"But how will you do it?"
"The curate of Tissaret is here," whispered the hussar. "When he saw that Viola was bound to a post, and in the open air, and in November, too, with but an armful of straw for him to lie on; and his poor wife and children shivering and shaking by his side;—and I tell you, sir, fine children they are, as fine as any you can see; but, as I told you, when the curate saw them, he said it was a shame, and he would not stand it, and the law was that the prisoner ought not to be kept in the open air at this time of the year. Says I to myself, when the curate sermonised them, says I, 'That's as lucky a thing as can be!' for, to tell you the truth, I had my doubts about our getting him off, if they'd keep him in that cursed shed. The great donkeys have put four lamps round him, seeing they wish to watch every one of his movements. But, of course, I didn't say a word about it. I only told the steward that there was no harm in what the curate said; for, after all, it is a safe thing to have your prisoner locked up and provided for."

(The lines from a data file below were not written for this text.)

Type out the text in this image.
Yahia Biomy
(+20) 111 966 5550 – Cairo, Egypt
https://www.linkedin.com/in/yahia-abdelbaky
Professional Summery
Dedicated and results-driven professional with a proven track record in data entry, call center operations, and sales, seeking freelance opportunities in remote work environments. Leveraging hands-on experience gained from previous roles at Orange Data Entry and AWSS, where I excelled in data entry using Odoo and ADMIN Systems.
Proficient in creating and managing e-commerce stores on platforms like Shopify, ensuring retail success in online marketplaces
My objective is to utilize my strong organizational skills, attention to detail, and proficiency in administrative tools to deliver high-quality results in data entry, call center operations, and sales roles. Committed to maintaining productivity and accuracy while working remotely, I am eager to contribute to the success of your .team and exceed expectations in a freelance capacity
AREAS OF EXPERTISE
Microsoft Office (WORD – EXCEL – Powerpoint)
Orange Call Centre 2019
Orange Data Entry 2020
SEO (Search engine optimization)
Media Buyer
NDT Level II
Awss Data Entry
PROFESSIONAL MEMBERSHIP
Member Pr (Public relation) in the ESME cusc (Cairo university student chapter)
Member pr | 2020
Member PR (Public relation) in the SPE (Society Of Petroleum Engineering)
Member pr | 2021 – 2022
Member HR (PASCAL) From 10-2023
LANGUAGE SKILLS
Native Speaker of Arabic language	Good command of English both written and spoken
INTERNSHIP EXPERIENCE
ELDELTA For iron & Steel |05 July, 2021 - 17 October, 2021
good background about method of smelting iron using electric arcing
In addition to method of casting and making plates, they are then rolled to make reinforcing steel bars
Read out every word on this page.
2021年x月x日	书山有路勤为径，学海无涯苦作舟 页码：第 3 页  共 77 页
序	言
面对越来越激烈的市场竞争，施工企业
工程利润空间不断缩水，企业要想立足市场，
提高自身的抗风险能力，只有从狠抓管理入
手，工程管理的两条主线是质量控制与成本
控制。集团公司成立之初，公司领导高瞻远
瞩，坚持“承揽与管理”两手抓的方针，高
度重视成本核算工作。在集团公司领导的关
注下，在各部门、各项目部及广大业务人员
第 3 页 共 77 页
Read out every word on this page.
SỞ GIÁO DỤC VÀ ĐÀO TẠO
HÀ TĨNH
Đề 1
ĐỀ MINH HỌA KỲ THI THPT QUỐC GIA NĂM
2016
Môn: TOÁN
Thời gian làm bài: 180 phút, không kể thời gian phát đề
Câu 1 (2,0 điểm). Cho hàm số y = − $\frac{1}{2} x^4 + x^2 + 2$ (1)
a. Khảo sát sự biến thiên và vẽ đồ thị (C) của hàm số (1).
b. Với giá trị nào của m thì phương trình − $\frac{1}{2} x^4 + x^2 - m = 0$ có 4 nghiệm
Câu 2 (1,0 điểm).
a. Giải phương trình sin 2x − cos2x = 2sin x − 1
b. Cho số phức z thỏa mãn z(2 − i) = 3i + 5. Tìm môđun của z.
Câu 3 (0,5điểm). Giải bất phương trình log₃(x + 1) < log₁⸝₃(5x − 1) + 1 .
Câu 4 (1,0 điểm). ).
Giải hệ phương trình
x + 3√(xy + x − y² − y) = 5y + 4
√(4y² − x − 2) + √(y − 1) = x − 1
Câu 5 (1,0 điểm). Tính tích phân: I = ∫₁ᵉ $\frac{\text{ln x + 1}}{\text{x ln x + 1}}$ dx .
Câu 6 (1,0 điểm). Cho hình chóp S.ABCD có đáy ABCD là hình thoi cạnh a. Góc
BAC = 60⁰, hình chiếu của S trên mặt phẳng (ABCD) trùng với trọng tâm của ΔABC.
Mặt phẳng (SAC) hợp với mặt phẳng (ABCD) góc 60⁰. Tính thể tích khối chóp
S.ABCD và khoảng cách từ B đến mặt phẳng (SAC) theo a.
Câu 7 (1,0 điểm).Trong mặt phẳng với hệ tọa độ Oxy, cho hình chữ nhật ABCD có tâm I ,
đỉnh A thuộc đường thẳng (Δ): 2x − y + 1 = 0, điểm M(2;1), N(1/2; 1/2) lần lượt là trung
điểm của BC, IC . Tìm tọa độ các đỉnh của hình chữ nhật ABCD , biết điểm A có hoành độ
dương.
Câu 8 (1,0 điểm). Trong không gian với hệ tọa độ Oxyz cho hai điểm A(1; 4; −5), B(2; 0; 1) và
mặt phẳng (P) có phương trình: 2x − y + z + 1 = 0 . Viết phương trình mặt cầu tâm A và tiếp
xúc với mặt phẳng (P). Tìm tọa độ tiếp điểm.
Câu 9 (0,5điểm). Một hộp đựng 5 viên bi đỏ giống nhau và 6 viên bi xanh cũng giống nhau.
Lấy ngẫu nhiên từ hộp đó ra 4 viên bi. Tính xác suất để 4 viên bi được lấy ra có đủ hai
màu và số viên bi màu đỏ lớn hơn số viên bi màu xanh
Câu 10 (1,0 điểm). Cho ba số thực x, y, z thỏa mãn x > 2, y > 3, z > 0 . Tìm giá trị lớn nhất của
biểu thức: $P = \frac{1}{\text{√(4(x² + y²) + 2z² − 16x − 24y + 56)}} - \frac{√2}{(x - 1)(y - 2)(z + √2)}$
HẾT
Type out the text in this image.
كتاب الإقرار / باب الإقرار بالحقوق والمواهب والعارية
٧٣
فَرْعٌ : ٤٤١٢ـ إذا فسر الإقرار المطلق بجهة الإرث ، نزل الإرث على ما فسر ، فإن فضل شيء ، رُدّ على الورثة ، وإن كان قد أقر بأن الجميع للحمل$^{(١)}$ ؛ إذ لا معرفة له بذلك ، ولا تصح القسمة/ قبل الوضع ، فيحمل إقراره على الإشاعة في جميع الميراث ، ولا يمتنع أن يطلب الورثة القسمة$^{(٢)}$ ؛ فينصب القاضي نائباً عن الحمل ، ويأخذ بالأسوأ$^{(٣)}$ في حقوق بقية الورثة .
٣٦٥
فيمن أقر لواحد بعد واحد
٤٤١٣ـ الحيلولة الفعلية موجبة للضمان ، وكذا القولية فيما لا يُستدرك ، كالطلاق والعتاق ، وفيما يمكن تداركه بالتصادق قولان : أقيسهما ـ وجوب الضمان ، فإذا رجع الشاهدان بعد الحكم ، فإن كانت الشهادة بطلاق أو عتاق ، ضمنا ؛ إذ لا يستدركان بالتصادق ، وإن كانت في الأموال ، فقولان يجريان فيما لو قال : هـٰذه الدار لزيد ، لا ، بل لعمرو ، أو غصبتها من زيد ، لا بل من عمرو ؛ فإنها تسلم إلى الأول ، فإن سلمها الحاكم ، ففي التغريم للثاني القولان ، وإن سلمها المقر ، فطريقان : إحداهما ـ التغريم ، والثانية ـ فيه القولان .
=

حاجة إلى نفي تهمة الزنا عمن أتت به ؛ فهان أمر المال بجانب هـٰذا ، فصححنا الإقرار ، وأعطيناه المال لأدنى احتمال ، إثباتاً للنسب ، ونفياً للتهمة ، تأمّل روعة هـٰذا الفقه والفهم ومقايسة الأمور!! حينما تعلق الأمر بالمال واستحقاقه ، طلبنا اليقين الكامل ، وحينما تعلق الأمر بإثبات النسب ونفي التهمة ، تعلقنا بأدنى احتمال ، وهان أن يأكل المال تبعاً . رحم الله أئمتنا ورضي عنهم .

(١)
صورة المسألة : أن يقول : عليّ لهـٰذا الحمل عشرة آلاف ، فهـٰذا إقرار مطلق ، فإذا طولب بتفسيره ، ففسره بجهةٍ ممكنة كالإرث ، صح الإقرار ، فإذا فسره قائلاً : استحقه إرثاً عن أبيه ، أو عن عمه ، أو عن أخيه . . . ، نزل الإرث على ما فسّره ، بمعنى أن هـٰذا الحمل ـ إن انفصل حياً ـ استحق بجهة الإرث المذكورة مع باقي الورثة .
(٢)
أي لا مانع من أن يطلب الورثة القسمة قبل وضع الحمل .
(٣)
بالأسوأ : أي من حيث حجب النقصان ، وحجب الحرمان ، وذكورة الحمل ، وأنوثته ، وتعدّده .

"But what for?" asked Kalman, impatiently; "of what use can it be to us, if they lock Viola up?"
"Locking your prisoner up is a capital thing in its way," said the hussar. "When your prisoner is by himself, where no one sees him, he can do as he likes, and there are few things he will not do. But if he is watched by half-a-dozen men and more, let him be ever so stout a man, it cows him down. At the least of his motions, he's got a dozen hands upon him, and he's laughed at to boot. But if they put Viola into the chaff-loft, which I understand they think of doing, they may whistle for him, that's all."
"But how the deuce will you do it?" asked Völgyeshy, whose temper was not proof to the old soldier's circumstantial explanations.
"In this way, your worship," whispered the old hussar, in a still lower voice: "the chaff-loft is next to the steward's house, and there's a door between the granary and the steward's loft, isn't there?"
"Yes, so there is. What next?" said Kalman.
"As I said before, there's a door from the granary to the steward's loft—(I'd not like that door, at all, if the corn were mine)—but that's neither here nor there; it serves the steward's purpose, I dare say, and at present it serves ours."
"Go on, man!" cried Kalman.
"The key of the granary," continued the hussar, "is in your lady mother's hands, and it's you who'll get it for us?"